Das sei «verrottet durch Korruption, Lügen, Zensur, Einschränkungen und Beschneidung von Freiheiten». Der Wert eines Menschen in Putins Russland sei geringer als der eines Funktionär-Portemonnaies. Es sei das Land, in dem sich der «Grossvater» ein eigenes Eisenbahn-Gleis zum Bunker seines Luxuspalastes legen lasse.

Russland sei eine Diktatur, begründet der Kämpfer den Angriff im Oblast Belgorod. «Es ist Zeit, die Diktatur des Kreml zu beenden.» Der Mann dankt für die Unterstützung – auch durch jene, die «rauchen, wenn es nötig ist». Damit sind die zahlreichen Brandstifter gemeint, die inzwischen überall in Russland dem Staat mit Feuer Dampf unter dem Kessel machen.
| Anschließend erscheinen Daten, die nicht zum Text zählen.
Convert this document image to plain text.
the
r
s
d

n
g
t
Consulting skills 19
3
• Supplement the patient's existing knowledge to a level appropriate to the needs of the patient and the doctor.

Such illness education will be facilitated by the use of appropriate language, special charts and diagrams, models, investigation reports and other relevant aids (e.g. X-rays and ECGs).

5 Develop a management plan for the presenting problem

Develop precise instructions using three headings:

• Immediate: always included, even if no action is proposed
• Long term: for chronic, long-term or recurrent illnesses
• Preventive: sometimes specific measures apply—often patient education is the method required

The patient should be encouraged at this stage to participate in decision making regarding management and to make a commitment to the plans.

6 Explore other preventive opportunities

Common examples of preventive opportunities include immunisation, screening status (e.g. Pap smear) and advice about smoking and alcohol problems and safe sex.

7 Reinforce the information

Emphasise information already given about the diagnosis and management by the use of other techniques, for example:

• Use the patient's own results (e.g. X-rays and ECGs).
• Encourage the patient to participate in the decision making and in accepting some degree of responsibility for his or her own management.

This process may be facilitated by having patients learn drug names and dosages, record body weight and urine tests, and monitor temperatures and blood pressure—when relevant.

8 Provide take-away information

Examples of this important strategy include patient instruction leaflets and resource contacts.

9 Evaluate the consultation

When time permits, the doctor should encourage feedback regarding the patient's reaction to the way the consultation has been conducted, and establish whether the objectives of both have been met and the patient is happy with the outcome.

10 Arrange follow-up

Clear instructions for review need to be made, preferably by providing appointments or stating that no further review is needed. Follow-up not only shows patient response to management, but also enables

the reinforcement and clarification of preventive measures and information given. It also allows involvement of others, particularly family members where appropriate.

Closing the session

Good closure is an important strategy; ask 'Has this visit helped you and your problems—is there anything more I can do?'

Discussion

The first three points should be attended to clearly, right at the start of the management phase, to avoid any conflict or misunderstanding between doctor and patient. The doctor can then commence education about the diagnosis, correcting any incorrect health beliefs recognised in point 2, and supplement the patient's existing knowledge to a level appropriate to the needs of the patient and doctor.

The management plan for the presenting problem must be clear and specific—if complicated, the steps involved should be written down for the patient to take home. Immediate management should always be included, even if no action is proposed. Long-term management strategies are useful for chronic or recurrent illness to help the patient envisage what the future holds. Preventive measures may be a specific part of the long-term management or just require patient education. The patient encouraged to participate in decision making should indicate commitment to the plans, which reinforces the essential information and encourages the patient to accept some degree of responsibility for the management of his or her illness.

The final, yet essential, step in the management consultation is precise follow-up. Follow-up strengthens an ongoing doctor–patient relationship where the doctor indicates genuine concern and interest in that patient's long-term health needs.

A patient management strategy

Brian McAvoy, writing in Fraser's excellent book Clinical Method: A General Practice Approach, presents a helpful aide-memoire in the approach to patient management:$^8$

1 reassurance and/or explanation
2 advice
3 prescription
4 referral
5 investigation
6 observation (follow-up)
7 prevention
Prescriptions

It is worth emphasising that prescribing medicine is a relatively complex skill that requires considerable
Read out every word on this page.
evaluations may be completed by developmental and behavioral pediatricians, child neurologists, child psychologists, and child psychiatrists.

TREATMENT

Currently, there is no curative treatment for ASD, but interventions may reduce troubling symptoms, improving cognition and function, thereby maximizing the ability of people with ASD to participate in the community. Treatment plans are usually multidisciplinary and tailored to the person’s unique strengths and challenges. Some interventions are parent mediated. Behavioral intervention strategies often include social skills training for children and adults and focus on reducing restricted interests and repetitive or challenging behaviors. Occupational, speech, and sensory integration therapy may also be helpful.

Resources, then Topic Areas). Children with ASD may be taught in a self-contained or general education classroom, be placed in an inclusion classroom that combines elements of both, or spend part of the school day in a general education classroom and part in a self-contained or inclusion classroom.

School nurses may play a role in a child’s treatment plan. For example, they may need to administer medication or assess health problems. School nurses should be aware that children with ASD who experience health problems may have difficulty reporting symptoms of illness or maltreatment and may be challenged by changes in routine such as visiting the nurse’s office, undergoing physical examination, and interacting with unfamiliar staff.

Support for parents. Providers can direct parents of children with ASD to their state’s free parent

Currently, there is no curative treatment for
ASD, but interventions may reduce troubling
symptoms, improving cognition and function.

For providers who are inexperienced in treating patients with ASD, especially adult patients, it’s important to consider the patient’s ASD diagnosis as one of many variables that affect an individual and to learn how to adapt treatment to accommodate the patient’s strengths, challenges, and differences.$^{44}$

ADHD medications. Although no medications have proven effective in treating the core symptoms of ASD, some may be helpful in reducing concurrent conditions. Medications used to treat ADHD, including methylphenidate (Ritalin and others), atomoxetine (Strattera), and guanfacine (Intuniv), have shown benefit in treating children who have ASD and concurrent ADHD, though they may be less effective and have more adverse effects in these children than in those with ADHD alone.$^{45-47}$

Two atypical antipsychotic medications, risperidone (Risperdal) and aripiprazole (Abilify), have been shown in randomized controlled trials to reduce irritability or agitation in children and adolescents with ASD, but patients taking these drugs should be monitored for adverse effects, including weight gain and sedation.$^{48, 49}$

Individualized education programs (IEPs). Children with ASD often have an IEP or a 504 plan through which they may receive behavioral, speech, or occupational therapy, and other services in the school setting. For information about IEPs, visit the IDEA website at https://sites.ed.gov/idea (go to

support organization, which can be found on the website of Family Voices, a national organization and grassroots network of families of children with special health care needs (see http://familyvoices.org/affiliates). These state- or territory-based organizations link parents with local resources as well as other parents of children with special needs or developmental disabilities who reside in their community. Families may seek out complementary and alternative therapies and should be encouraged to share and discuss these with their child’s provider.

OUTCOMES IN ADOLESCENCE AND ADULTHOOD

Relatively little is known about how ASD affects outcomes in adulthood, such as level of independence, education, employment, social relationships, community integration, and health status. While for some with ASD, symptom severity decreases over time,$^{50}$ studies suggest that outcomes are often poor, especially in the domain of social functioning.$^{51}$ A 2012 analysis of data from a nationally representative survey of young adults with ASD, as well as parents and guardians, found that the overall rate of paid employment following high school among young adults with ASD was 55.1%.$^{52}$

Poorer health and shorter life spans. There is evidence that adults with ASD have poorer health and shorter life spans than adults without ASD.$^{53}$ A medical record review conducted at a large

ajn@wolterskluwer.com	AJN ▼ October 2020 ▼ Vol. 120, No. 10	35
Der Überraschungsangriff im Oblast Belgorod hält an. Der Gouverneur der Region sendet widersprüchliche Signale. Einerseits will Wjatscheslaw Gladkow beruhigen, dass «alle notwendigen Massnahmen» ergriffen würden. Andererseits dürfen die Bewohner des Dorfes Graiworon trotzdem nicht in ihre Häuser zurück.

Tatsächlich hält der Vorstoss an. In Graiworon wird immer noch gekämpft, berichtet der «Kyiv Independent»: Die Legion Freiheit Russlands und andere Oppositionelle rekrutieren demnach Partisanen in der Bevölkerung, sofern diese nicht geflohen und willens ist.

BND: Putin nicht geschwächt

Die stellvertretende ukrainische Verteidigungsministerin hofft auf einen Aufstand: «Die Tatsache, dass [die Russen] sich jetzt schämen, ihren Pass herauszuholen, musste früher oder später genau zu dem führen, was jetzt im Oblast Belgorod passiert», sagt Hanna Maliar in einem Interview, das sie auf Telegram gepostet hat. Die kritische Masse habe sich nun gebildet.

Doch, dass der Überraschungsangriff in einem Aufstand mündet, scheint ausgeschlossen. Der Widerstand ist zu gering. Stattdessen fordern Hardliner im russischen TV, die eigene Bevölkerung solle bewaffnet werden, um die Eindringlinge und die «Chochols» zu bekämpfen. So hiess die Frisur der Krim-Tartaren – heute wird das Wort abfällig für Ukrainer verwendet.

Auch der deutsche Geheimdienst sieht Wladimir Putin so fest im Sattel sitzen wie eh und je. Auch 15 Monate nach Beginn des Angriffskriegs sieht Bruno Kahl keine Anzeichen für eine Schwächung des 70-Jährigen, sagte der BND-Chef am 22. Mai vor der Bundesakademie für Sicherheitspolitik in Berlin. Wenn der Westen Kiew nicht weiter unterstütze, könne Putins Strategie in der Ukraine sogar aufgehen, warnt der Deutsche.

Weitere russische Grenz-Dörfer im Visier

Egal, was Berlin sagt: Die oppositionellen Russen haben sich entschieden zu kämpfen. Jüngsten, unbestätigten Meldungen zufolge werden nun auch fünf Dörfer angegriffen, die kurz hinter der Grenze zu Russland liegen. 

Überprüft werden können diese Angaben nicht. Auch nicht, ob sich ukrainische Truppen an der angeblichen Attacke beteiligen. Fest steht nur, dass der Vorstoss in Belgorod durch Artilleriefeuer von der ukrainischen Seite unterstützt wird. Auch Kiews Luftabwehr dürfte auf der eigenen Seite der Grenze Position bezogen haben.

Natürlich wäre auch ein ukrainischer Vorstoss denkbar, doch eigentlich überwiegen die Nach- die Vorteile – siehe unten stehendes Video. Auf der einen Seite heisst es nun, die Legion Freiheit Russlands grabe sich in dem von ihr kontrollierten Gebiet ein. Auf der anderen Seite meldet Moskau, man habe die Angreifer zurückgeschlagen oder getötet. Was von all den widersprüchlichen Meldungen tatsächlich zutrifft, wird sich in den nächsten Stunden und Tagen zeigen.